1)     Banyak lembaga perekrutan aktif beroperasi di Flores, termasuk yang ilegal atau semi-legal.

2)     Masyarakat sering kali kurang akses informasi lengkap tentang hak-hak kerja, risiko eksploitasi dan prosedur yang benar.

5. Kurangnya Pendidikan dan Pelatihan Vokasional

1)     Banyak calon migran hanya memiliki pendidikan dasar dan minim pelatihan keterampilan.

2)     Karena itu, mereka lebih mudah terserap ke sektor domestik seperti asisten rumah tangga, buruh kebun, atau pekerja bangunan di luar negeri.

6. Pengorbanan Demi Keluarga Sebagai Bingkai Religius: Menderita Demi Anak

Dalam beberapa kasus, terutama perempuan, keberangkatan sebagai PMI dipandang sebagai pengorbanan demi keluarga — bahkan kadang dibingkai secara religius (misalnya, "menderita demi anak").

7. Perkiraan Jumlah PMI dari Flores

Data resmi tentang jumlah spesifik PMI dari Flores cukup sulit didapat karena data biasanya diklasifikasikan per provinsi atau kabupaten, bukan per pulau. Namun, berikut ini beberapa estimasi berdasarkan sumber BNP2TKI, BP2MI, dan penelitian lokal:

1)     NTT adalah provinsi pengirim PMI tertinggi ketiga di Indonesia, setelah Jawa Timur dan Jawa Barat.

2)     Sekitar 60–70% PMI asal NTT berasal dari pulau Flores dan pulau-pulau kecil sekitarnya.

3)     Berdasarkan laporan tahunan BP2MI (2022 dan 2023):

a)     Sekitar 30.000–40.000 PMI dari NTT diberangkatkan tiap tahun, baik secara prosedural maupun nonprosedural.

b)    Dari jumlah itu, diperkirakan 18.000–25.000 berasal dari Flores, khususnya kabupaten seperti Ende, Sikka, Nagekeo, dan Manggarai Timur.

Jumlah PMI nonprosedural (ilegal) dari Flores juga cukup tinggi, dan sering kali menjadi korban perdagangan orang atau kerja paksa, terutama di Timur Tengah dan Malaysia.

Orang Flores menjadi PMI karena desakan ekonomi, terbatasnya pilihan lokal, dan pengaruh budaya migrasi.

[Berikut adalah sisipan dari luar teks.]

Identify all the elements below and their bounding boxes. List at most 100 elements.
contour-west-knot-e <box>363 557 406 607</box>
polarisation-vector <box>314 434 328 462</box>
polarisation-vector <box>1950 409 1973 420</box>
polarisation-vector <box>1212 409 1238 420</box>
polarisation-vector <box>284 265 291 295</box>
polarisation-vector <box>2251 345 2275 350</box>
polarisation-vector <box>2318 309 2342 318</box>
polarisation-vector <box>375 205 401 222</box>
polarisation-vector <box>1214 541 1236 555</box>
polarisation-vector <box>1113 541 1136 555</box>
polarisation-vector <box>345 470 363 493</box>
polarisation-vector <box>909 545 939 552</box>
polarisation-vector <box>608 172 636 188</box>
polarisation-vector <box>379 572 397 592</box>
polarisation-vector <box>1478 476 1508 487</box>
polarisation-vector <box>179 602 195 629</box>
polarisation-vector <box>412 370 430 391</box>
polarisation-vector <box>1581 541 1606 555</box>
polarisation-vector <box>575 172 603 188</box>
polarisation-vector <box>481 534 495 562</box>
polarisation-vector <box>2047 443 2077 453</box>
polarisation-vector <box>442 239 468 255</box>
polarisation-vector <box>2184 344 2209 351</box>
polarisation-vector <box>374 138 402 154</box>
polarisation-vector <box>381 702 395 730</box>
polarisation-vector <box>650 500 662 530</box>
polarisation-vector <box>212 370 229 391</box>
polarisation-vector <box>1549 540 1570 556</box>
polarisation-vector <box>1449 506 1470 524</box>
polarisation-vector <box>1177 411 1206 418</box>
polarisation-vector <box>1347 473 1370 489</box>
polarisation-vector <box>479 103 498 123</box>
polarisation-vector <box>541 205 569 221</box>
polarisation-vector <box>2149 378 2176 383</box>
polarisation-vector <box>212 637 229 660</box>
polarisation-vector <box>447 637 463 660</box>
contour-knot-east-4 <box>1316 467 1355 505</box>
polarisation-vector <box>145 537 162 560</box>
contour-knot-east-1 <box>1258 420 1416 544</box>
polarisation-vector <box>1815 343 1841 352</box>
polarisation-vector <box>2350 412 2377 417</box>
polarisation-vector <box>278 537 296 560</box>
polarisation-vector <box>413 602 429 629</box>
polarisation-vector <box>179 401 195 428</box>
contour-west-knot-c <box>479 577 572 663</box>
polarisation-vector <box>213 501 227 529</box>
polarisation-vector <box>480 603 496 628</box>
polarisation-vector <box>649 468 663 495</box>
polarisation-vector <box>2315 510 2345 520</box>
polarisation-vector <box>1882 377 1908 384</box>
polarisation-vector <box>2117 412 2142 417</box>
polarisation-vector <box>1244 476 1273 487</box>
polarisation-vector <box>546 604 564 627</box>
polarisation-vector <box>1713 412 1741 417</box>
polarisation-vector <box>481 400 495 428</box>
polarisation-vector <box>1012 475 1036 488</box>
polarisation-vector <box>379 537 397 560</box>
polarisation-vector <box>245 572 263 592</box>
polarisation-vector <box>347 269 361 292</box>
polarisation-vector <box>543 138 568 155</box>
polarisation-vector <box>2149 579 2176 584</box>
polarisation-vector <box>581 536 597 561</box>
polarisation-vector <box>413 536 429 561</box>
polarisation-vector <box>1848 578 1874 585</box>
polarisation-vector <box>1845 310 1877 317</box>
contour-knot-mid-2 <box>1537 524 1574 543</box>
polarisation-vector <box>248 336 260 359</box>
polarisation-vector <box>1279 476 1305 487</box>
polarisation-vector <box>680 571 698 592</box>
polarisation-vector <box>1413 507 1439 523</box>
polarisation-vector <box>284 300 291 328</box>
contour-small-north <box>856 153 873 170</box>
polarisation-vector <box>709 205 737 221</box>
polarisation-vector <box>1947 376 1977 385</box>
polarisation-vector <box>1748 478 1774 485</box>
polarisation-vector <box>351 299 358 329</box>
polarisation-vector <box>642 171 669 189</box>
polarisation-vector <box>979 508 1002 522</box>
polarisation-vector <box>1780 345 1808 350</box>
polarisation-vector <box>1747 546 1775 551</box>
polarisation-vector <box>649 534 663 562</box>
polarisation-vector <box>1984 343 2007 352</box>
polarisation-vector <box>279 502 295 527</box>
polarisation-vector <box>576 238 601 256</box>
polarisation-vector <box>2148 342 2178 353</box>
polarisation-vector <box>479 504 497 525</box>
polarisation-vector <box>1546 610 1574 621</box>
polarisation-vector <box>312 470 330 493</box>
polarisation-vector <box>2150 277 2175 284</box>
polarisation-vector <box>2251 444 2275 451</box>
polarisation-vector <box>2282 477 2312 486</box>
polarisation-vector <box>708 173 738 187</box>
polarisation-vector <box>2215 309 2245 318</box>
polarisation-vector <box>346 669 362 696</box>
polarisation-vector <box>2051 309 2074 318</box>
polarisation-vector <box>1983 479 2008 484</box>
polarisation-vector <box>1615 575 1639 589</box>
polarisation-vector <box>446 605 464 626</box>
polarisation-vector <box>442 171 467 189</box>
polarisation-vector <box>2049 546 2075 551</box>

Mereka sering kali melihat pekerjaan di luar negeri sebagai "strategi bertahan hidup" dan "jalan menuju harapan". Namun, risiko eksploitasi dan perdagangan orang tetap menjadi tantangan serius yang membutuhkan intervensi negara, Gereja dan masyarakat sipil.

8. Akar Masalah: Campuran Ekonomi, Struktur dan Budaya, Terutama Tekanan Ekonomi

1)    Banyak keluarga di Flores masih hidup dalam kondisi ekonomi yang sulit. Pendapatan dari bertani atau berdagang kecil-kecilan seringkali tidak cukup untuk memenuhi kebutuhan sehari-hari, apalagi untuk pendidikan anak.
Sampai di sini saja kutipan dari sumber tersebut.